New York - Wall St stocks opened lower Friday after a report showed solid US jobs growth in July, but the market's declines were more modest compared with Thursday's rout.
Five minutes into trade, the Dow Jones Industrial Average shed 27.31 points (0.16%) to 16 535.99.
The broad-based S&P 500 fell 3.06 (0.16%) to 1 927.61, while the tech-rich Nasdaq Composite Index lost 4.37 (0.10%) to 4 365.40.
In the much-anticipated monthly jobs report, the labour department said the US economy generated 209 000 new jobs in July, down from June but maintaining the solid 200 000-plus monthly streak since February.
Briefing.com analyst Patrick O'Hare said the data was not "undeniably strong," and would reduce expectations that the US Federal Reserve will hasten its plan to raise benchmark interest rates.

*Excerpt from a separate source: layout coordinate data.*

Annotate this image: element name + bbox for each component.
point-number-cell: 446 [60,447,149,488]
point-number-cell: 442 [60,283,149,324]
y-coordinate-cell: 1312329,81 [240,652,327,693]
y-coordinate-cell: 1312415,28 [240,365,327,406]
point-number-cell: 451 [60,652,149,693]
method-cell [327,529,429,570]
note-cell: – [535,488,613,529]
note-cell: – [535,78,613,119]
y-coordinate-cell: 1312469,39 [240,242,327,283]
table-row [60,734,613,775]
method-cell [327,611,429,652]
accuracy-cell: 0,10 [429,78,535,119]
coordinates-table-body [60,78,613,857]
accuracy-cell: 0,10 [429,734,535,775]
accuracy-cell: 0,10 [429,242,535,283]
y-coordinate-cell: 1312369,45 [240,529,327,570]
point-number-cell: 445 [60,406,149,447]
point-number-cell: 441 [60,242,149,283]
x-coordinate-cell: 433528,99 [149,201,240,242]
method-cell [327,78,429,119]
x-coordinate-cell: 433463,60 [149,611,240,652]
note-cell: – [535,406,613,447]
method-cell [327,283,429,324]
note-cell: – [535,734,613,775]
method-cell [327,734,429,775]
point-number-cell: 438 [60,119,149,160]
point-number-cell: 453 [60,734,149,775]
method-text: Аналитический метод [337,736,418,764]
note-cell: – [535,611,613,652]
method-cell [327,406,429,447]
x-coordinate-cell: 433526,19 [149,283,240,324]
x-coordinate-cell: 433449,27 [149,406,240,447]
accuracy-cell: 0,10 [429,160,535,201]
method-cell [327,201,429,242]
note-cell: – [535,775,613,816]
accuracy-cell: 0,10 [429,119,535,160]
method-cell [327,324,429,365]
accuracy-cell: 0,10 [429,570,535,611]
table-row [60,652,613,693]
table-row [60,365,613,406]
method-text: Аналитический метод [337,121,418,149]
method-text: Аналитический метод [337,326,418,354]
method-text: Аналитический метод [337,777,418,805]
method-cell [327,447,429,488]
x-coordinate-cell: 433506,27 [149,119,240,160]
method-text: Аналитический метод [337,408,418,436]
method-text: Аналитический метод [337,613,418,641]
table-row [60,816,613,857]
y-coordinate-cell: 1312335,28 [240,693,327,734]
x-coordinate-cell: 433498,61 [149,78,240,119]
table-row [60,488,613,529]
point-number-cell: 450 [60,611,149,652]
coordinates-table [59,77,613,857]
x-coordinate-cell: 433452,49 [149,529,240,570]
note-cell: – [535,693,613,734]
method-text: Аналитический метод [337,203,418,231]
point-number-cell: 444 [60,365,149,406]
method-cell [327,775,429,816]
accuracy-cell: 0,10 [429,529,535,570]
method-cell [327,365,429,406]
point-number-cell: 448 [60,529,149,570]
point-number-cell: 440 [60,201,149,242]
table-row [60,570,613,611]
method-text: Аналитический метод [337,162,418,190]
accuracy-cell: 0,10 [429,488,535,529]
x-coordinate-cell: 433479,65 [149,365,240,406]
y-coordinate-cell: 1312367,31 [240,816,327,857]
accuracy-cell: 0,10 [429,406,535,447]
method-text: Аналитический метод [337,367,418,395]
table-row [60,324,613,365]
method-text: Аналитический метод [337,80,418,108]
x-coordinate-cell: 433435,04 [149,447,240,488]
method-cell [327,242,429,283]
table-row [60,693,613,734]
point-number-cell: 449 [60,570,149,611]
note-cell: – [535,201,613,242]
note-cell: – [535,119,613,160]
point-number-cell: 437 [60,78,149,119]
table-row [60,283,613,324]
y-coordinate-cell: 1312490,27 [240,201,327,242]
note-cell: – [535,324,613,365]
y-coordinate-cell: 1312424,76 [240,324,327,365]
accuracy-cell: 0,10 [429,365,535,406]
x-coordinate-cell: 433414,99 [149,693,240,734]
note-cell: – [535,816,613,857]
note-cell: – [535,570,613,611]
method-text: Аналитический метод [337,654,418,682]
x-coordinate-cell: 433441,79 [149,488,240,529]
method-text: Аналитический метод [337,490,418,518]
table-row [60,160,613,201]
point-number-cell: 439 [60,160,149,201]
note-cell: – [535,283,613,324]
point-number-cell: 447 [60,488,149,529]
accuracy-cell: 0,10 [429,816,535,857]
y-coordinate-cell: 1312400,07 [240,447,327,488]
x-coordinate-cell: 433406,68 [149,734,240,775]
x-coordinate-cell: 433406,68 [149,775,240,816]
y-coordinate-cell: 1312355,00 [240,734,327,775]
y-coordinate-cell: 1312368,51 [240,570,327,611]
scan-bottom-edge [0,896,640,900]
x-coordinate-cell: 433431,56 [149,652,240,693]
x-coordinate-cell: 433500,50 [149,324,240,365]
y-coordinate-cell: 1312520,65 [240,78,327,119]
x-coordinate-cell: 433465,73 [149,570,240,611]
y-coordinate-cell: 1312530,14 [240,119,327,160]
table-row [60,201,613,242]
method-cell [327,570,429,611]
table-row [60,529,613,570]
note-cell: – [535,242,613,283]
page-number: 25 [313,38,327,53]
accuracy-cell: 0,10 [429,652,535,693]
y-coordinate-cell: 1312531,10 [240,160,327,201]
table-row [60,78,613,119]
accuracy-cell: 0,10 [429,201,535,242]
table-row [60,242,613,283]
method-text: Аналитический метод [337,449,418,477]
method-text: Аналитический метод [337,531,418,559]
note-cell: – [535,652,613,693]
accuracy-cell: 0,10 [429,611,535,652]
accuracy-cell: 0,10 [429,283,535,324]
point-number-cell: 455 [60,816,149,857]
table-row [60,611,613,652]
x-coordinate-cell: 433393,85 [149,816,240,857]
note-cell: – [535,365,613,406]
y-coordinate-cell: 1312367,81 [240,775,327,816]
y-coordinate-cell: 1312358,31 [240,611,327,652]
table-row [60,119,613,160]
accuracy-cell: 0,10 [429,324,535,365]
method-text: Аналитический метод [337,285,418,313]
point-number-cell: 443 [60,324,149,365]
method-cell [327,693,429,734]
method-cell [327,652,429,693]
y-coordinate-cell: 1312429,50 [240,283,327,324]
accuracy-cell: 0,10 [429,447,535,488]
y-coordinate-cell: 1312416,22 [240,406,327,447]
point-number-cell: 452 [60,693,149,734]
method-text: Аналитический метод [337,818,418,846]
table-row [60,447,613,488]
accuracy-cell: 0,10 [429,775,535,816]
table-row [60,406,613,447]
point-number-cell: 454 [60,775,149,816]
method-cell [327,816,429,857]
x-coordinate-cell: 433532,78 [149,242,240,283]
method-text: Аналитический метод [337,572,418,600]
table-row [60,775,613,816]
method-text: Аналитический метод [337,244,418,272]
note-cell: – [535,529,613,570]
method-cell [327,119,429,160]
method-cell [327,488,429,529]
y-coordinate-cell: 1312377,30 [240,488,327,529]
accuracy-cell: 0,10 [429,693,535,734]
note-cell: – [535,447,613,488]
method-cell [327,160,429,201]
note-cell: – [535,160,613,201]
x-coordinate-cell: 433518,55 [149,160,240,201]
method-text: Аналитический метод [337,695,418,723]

The jobs report "arguably hit the sweet spot for tempering the rate hike concerns," O'Hare said.
On Thursday, US stocks tumbled about two percent on a range of worries, including weak corporate earnings, the Argentine debt default and poor eurozone data.
European bourses continued to trade sharply lower Friday, with Britain's FTSE 0.9% lower, Germany's DAX down 1.7% and France's CAC 40 off 0.7%.